Veronika falcının onda oluşturduğu şaşkınlıkla ve sonrasında onu görmeye gittiğinde duyduklarının etkisiyle umuda yelken açtı. Yüzü ilk defa güldü bu acılı kadının. Şimdi artık işin peşini bırakmayacak ve iz sürecek. Çocuğunun öldüğünü düşündüğü için hayatla olan bağını koparmış ve sorumlu tuttuğu kocası ile belki de Leon için bir beraberlik sürdürmüş olan Veronika, şimdi asıl var olacak hayatın içinde. Ben geçen haftada yazmıştım, Azize ile iyi dost olacaklarını düşünüyorum. Hele Ali Kemal olayı aydınlanırsa o zaman iki ailenin yolları daha büyük boyutta kesişecek. Nasıl bir yüzleşme olur, neler doğurur gerçekler aydınlanırsa bilmiyorum ama yeni gelişmeler, yeni sürprizlere gebe tüm bu olanlar anladığımız kadarıyla.

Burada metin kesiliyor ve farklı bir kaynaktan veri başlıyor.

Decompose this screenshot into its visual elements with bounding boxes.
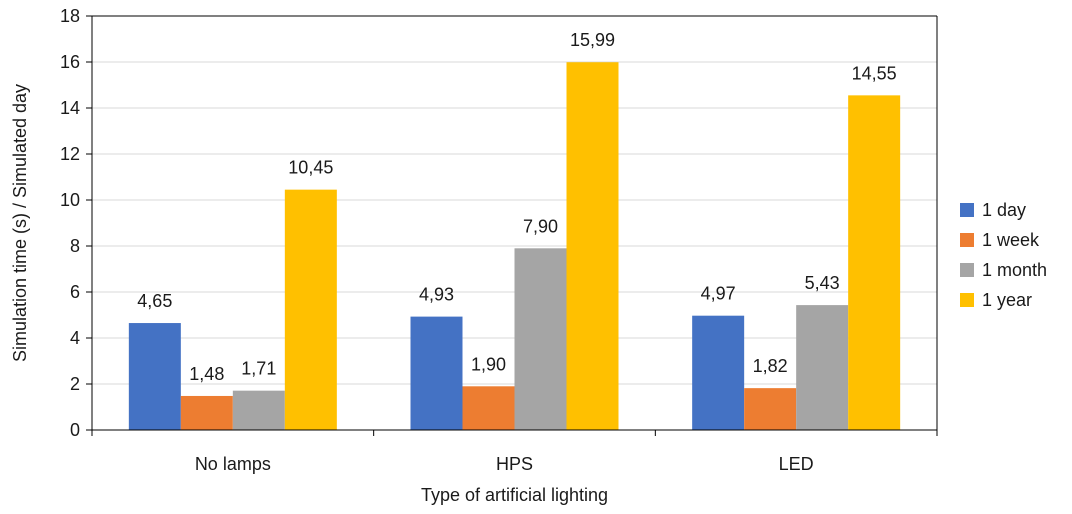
x-axis-title: Type of artificial lighting — [421, 485, 608, 505]
y-tick-label: 6 — [70, 282, 80, 302]
y-tick-label: 4 — [70, 328, 80, 348]
x-tick-label: No lamps — [195, 454, 271, 474]
data-label: 5,43 — [805, 273, 840, 293]
data-labels: 4,65 1,48 1,71 10,45 4,93 1,90 7,90 15,99 4,97 1,… — [137, 30, 896, 384]
bar — [128, 323, 181, 430]
x-tick-label: HPS — [496, 454, 533, 474]
data-label: 1,71 — [241, 359, 276, 379]
axes: 0 2 4 6 8 10 12 14 16 18 No lamps HPS LED — [60, 6, 938, 474]
bar — [744, 388, 797, 430]
data-label: 1,82 — [753, 356, 788, 376]
bar — [232, 390, 285, 430]
y-tick-label: 0 — [70, 420, 80, 440]
y-tick-label: 12 — [60, 144, 80, 164]
bar — [180, 395, 233, 430]
data-label: 1,90 — [471, 354, 506, 374]
data-label: 4,93 — [419, 285, 454, 305]
data-label: 15,99 — [570, 30, 615, 50]
bar — [410, 316, 463, 430]
y-axis-title: Simulation time (s) / Simulated day — [10, 84, 30, 362]
y-tick-label: 2 — [70, 374, 80, 394]
legend-swatch — [960, 233, 974, 247]
data-label: 4,97 — [701, 284, 736, 304]
data-label: 10,45 — [288, 158, 333, 178]
y-tick-label: 18 — [60, 6, 80, 26]
bar — [566, 62, 619, 430]
legend-swatch — [960, 263, 974, 277]
data-label: 4,65 — [137, 291, 172, 311]
bar — [514, 248, 567, 430]
y-tick-label: 14 — [60, 98, 80, 118]
legend-label: 1 year — [982, 290, 1032, 310]
data-label: 1,48 — [189, 364, 224, 384]
legend-swatch — [960, 293, 974, 307]
y-tick-label: 16 — [60, 52, 80, 72]
bar — [462, 386, 515, 430]
x-tick-label: LED — [779, 454, 814, 474]
legend-label: 1 month — [982, 260, 1047, 280]
bar — [796, 305, 849, 430]
y-tick-label: 10 — [60, 190, 80, 210]
legend: 1 day 1 week 1 month 1 year — [960, 200, 1047, 310]
data-label: 7,90 — [523, 216, 558, 236]
bar — [848, 95, 901, 430]
bars — [128, 62, 901, 430]
y-tick-label: 8 — [70, 236, 80, 256]
legend-label: 1 day — [982, 200, 1026, 220]
bar — [692, 315, 745, 430]
bar — [284, 189, 337, 430]
legend-swatch — [960, 203, 974, 217]
legend-label: 1 week — [982, 230, 1040, 250]
data-label: 14,55 — [852, 63, 897, 83]
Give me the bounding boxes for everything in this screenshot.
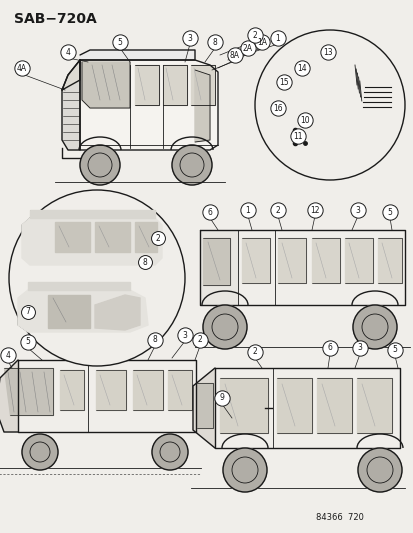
Polygon shape [195, 70, 209, 142]
Text: 8: 8 [152, 335, 157, 344]
Polygon shape [28, 282, 130, 290]
Circle shape [352, 305, 396, 349]
Text: 15: 15 [278, 77, 288, 86]
Text: 2A: 2A [242, 44, 252, 52]
Text: 7: 7 [26, 308, 31, 317]
Text: 84366  720: 84366 720 [315, 513, 363, 522]
Polygon shape [197, 383, 212, 428]
Polygon shape [199, 230, 404, 305]
Text: 1: 1 [275, 34, 280, 43]
Polygon shape [356, 378, 391, 433]
Polygon shape [48, 295, 90, 328]
Text: 5: 5 [387, 207, 392, 216]
Polygon shape [377, 238, 401, 283]
Text: 2: 2 [252, 30, 257, 39]
Text: 4: 4 [65, 47, 70, 56]
Circle shape [223, 448, 266, 492]
Text: 14: 14 [297, 63, 306, 72]
Polygon shape [192, 368, 214, 448]
Polygon shape [214, 368, 399, 448]
Circle shape [254, 30, 404, 180]
Polygon shape [18, 290, 147, 332]
Text: 11: 11 [292, 132, 302, 141]
Text: 3: 3 [182, 330, 187, 340]
Polygon shape [354, 60, 362, 115]
Polygon shape [362, 107, 390, 115]
Polygon shape [18, 360, 195, 432]
Text: 3: 3 [187, 34, 192, 43]
Polygon shape [82, 62, 130, 108]
Polygon shape [95, 295, 140, 330]
Circle shape [357, 448, 401, 492]
Polygon shape [95, 222, 130, 252]
Text: 1A: 1A [256, 37, 266, 46]
Text: 1: 1 [245, 206, 250, 214]
Polygon shape [55, 222, 90, 252]
Text: 12: 12 [309, 206, 319, 214]
Text: 2: 2 [252, 348, 257, 357]
Text: 3: 3 [355, 206, 360, 214]
Polygon shape [96, 370, 126, 410]
Polygon shape [168, 370, 192, 410]
Text: 4A: 4A [17, 63, 27, 72]
Polygon shape [80, 60, 218, 150]
Text: 4: 4 [5, 351, 10, 359]
Polygon shape [135, 222, 157, 252]
Text: 5: 5 [392, 345, 396, 354]
Circle shape [202, 305, 247, 349]
Polygon shape [30, 210, 154, 218]
Text: 3: 3 [357, 343, 361, 352]
Polygon shape [202, 238, 230, 285]
Text: 5: 5 [117, 37, 122, 46]
Polygon shape [62, 60, 80, 150]
Polygon shape [199, 230, 237, 305]
Circle shape [80, 145, 120, 185]
Polygon shape [4, 368, 53, 415]
Circle shape [9, 190, 185, 366]
Text: 2: 2 [155, 233, 160, 243]
Text: 9: 9 [219, 393, 224, 402]
Text: 2: 2 [275, 206, 280, 214]
Text: 8: 8 [212, 37, 217, 46]
Text: 10: 10 [299, 116, 309, 125]
Text: 13: 13 [323, 47, 332, 56]
Text: 2: 2 [197, 335, 202, 344]
Polygon shape [190, 65, 214, 105]
Polygon shape [133, 370, 163, 410]
Polygon shape [219, 378, 267, 433]
Text: 8A: 8A [230, 51, 240, 60]
Polygon shape [344, 238, 372, 283]
Polygon shape [60, 370, 84, 410]
Circle shape [22, 434, 58, 470]
Text: 6: 6 [207, 207, 212, 216]
Polygon shape [242, 238, 269, 283]
Text: 5: 5 [26, 337, 31, 346]
Polygon shape [277, 238, 305, 283]
Polygon shape [135, 65, 159, 105]
Text: 8: 8 [142, 257, 147, 266]
Polygon shape [316, 378, 351, 433]
Circle shape [171, 145, 211, 185]
Text: 6: 6 [327, 343, 332, 352]
Polygon shape [311, 238, 339, 283]
Polygon shape [22, 218, 161, 265]
Polygon shape [0, 360, 18, 432]
Circle shape [152, 434, 188, 470]
Polygon shape [163, 65, 187, 105]
Polygon shape [62, 60, 80, 90]
Polygon shape [80, 50, 195, 60]
Text: SAB−720A: SAB−720A [14, 12, 97, 26]
Polygon shape [276, 378, 311, 433]
Text: 16: 16 [273, 103, 282, 112]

Hasibe Ana tam bir Osmanlı kadını, duruşu ve gelinine olan sevgisi gerçekten takdire şayan. Olaylara tarafsızca hakim olmaya çalışıyor. Falcının “Arada bir kadın değil, oğlunun kendisi var” ve “Günü gelince oğlun kelamlarını edecek sana.” diyerek onda bir pencere açtı. Geçen hafta da söylemiştim, bu hikâyede ben aile fertlerinin teker teker Cevdet’in durumunu kendilerince çözeceklerini ama sessiz sinema oynayacaklarını düşünüyorum. Bunu kimse kimseye itiraf etmese de, en azından buradan bakacaklar olanlara. İnsan bir olayı kendi çözdüğünde anlayarak gelir bu duruma. Sonuca kendi emeği ile ulaştığı içinde kıymetini daha bi’ bilir. Önemini daha bi’ kavramış olur. Bunu Cevdet söylese paşanın da dediği gibi, hiç istenmeyen bir durumda dayanamayıp ağızlarından kaçırabilirler. Ne kadar sır olduğu tembih edilse de bu tehlike arz eder yine de. Çünkü başka birinin bildiği sır, sır olmaktan çıkar. Ama insan sırra kendi ulaşırsa eğer, beraberinde onun önemine de ulaşmış olur. Bu yüzden hayatın sırlarını keşfettikçe olgunlaşır ve onu daha hak ettiği gibi yaşayabiliriz. İşte bizim hikâyemizin kahramanları da ayrı ayrı sırlara gebe. Kimi ucunda, kimi ortasında, kimi de kilometrelerce uzağında. Kendilerine vakıf oldukça yaklaşacaklar ve de vakıf olacaklar arka planda yaşananlara. Bizi de yaşadıklarına tanık, anladıklarına ortak ede ede.